To see how well their model worked, the researchers compared it to some of the biggest names in image generation: Stable Diffusion, Dreambooth and a previous model called Latent Consistency Model (LCM). They used a common measure of image quality called the Fréchet Inception Distance. Lower scores mean more realistic, higher-quality images. The LLCM blew away the competition, especially at earlier steps, showing that it could generate great images faster than the others. LLCM’s images looked much more like real medical scans, even with fewer steps.
To see if their model could handle totally new types of images, the researchers tested it on an unseen dataset of dog cardiac X-rays. It performed exceptionally well, even outshining the best AI models currently available. That’s important because it shows that LLCM isn’t just memorizing images—it’s learning to generalize, to synthesize realistic images it hasn’t seen before.
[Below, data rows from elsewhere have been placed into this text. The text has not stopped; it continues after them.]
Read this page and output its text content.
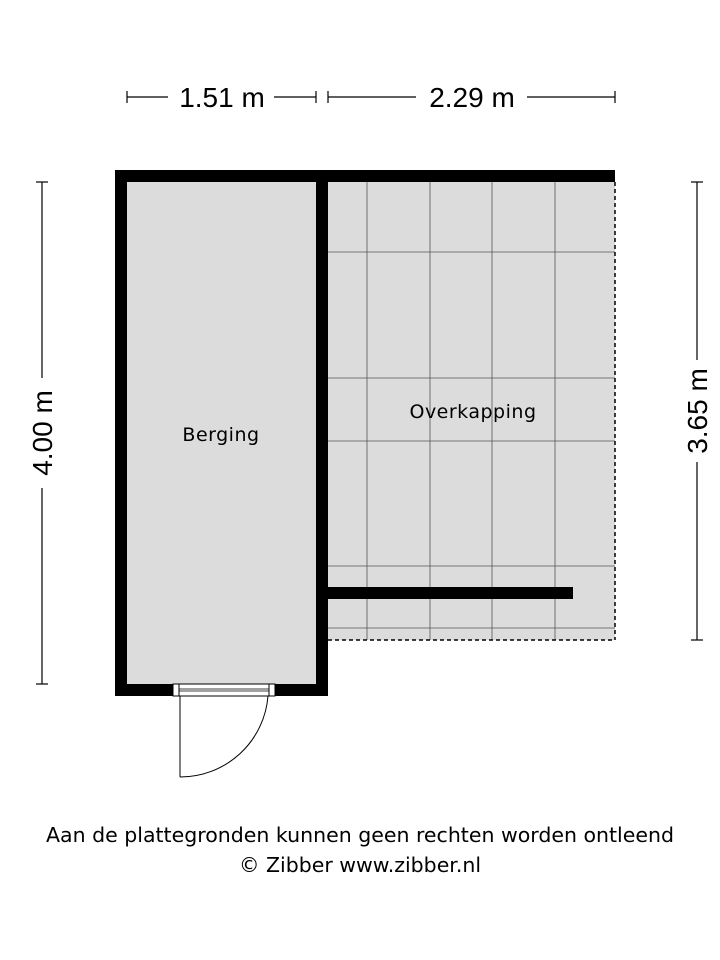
1.51 m	2.29 m
4.00 m	3.65 m
Berging
Overkapping
Aan de plattegronden kunnen geen rechten worden ontleend
© Zibber www.zibber.nl
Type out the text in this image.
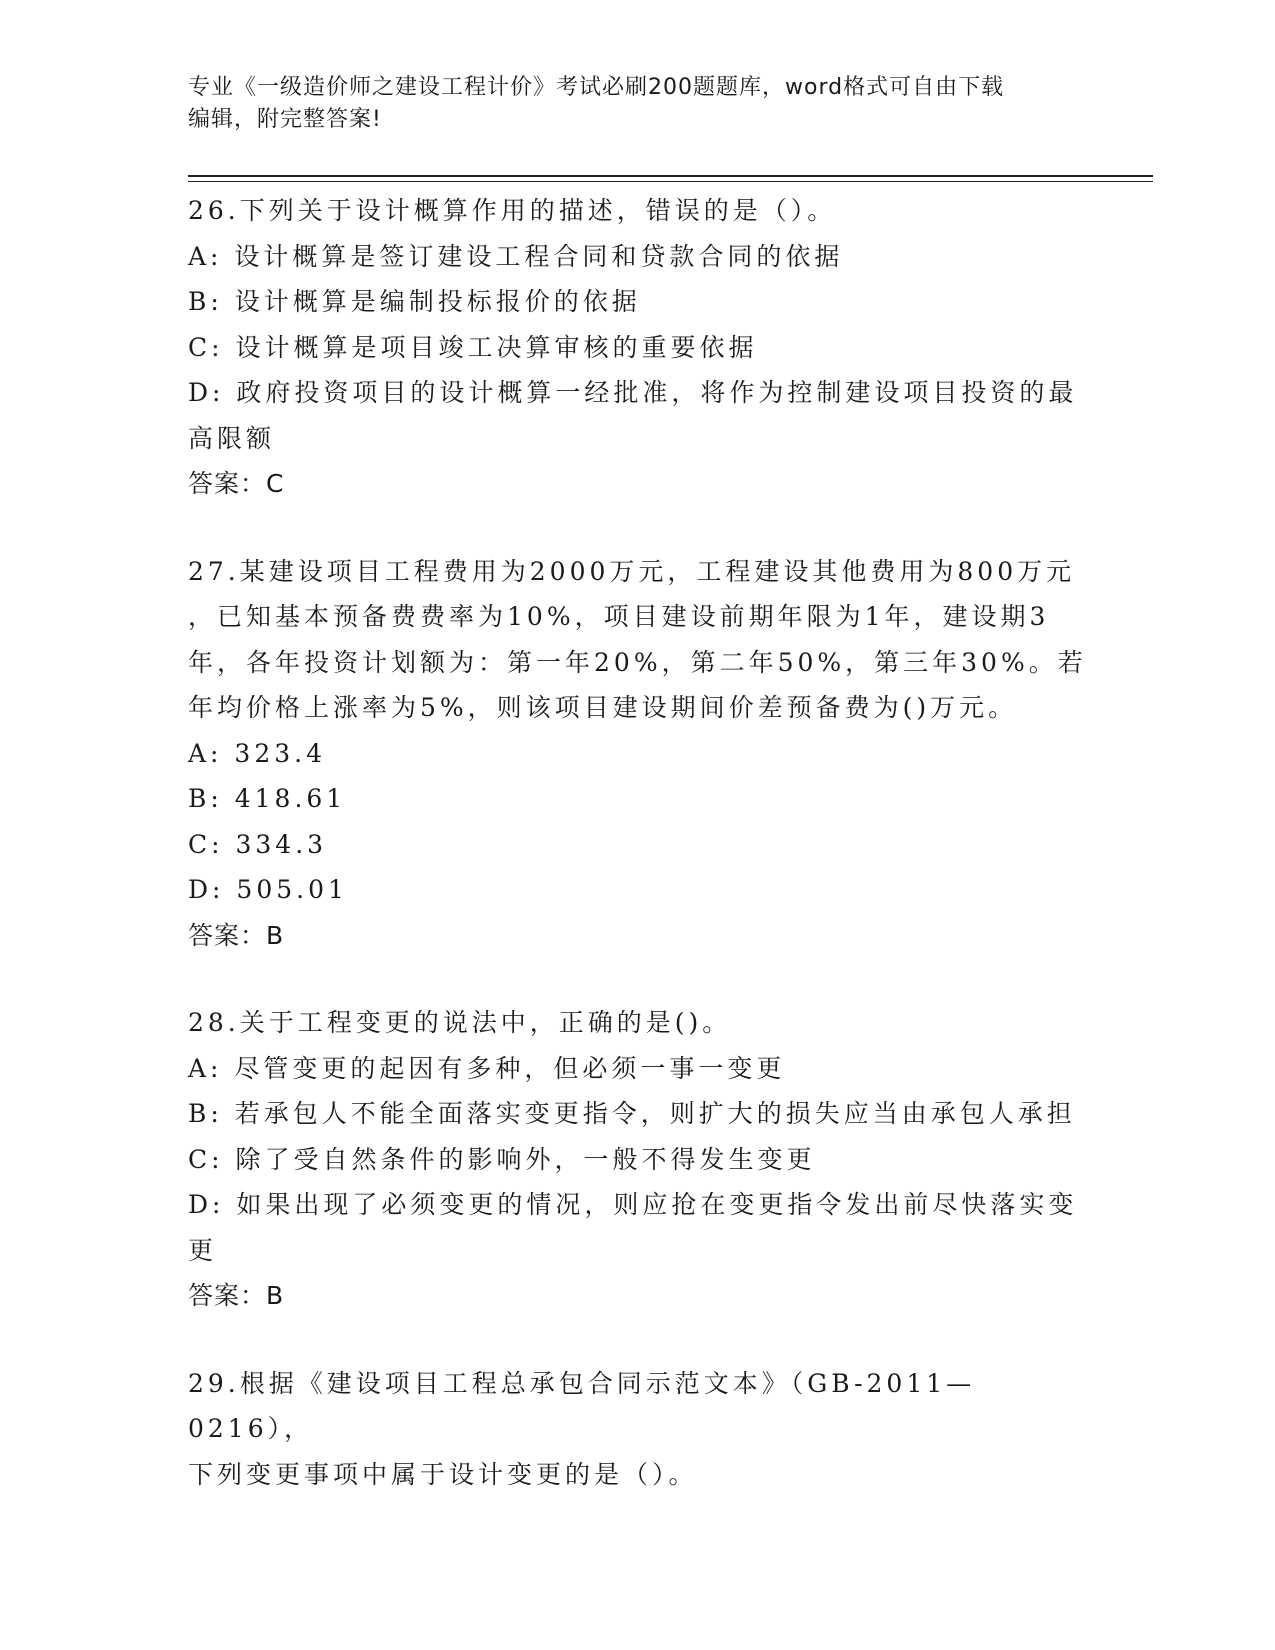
专业《一级造价师之建设工程计价》考试必刷200题题库，word格式可自由下载
编辑，附完整答案!

26.下列关于设计概算作用的描述，错误的是（）。

A: 设计概算是签订建设工程合同和贷款合同的依据

B: 设计概算是编制投标报价的依据

C: 设计概算是项目竣工决算审核的重要依据

D: 政府投资项目的设计概算一经批准，将作为控制建设项目投资的最

高限额

答案：C

27.某建设项目工程费用为2000万元，工程建设其他费用为800万元

，已知基本预备费费率为10%，项目建设前期年限为1年，建设期3

年，各年投资计划额为：第一年20%，第二年50%，第三年30%。若

年均价格上涨率为5%，则该项目建设期间价差预备费为()万元。

A: 323.4

B: 418.61

C: 334.3

D: 505.01

答案：B

28.关于工程变更的说法中，正确的是()。

A: 尽管变更的起因有多种，但必须一事一变更

B: 若承包人不能全面落实变更指令，则扩大的损失应当由承包人承担

C: 除了受自然条件的影响外，一般不得发生变更

D: 如果出现了必须变更的情况，则应抢在变更指令发出前尽快落实变

更

答案：B

29.根据《建设项目工程总承包合同示范文本》（GB-2011—0216），

下列变更事项中属于设计变更的是（）。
“One of the coolest things about LLCM is that it can be fine-tuned,” said Dr. Youshan Zhang, senior author of the study and assistant professor of artificial intelligence and computer science. “That means hospitals, labs or even veterinary clinics could customize it with their own small sets of medical images and generate thousands of realistic versions in just a few clicks. That would be a game changer for training diagnostic tools—especially in places where patient data is limited or inconsistent.”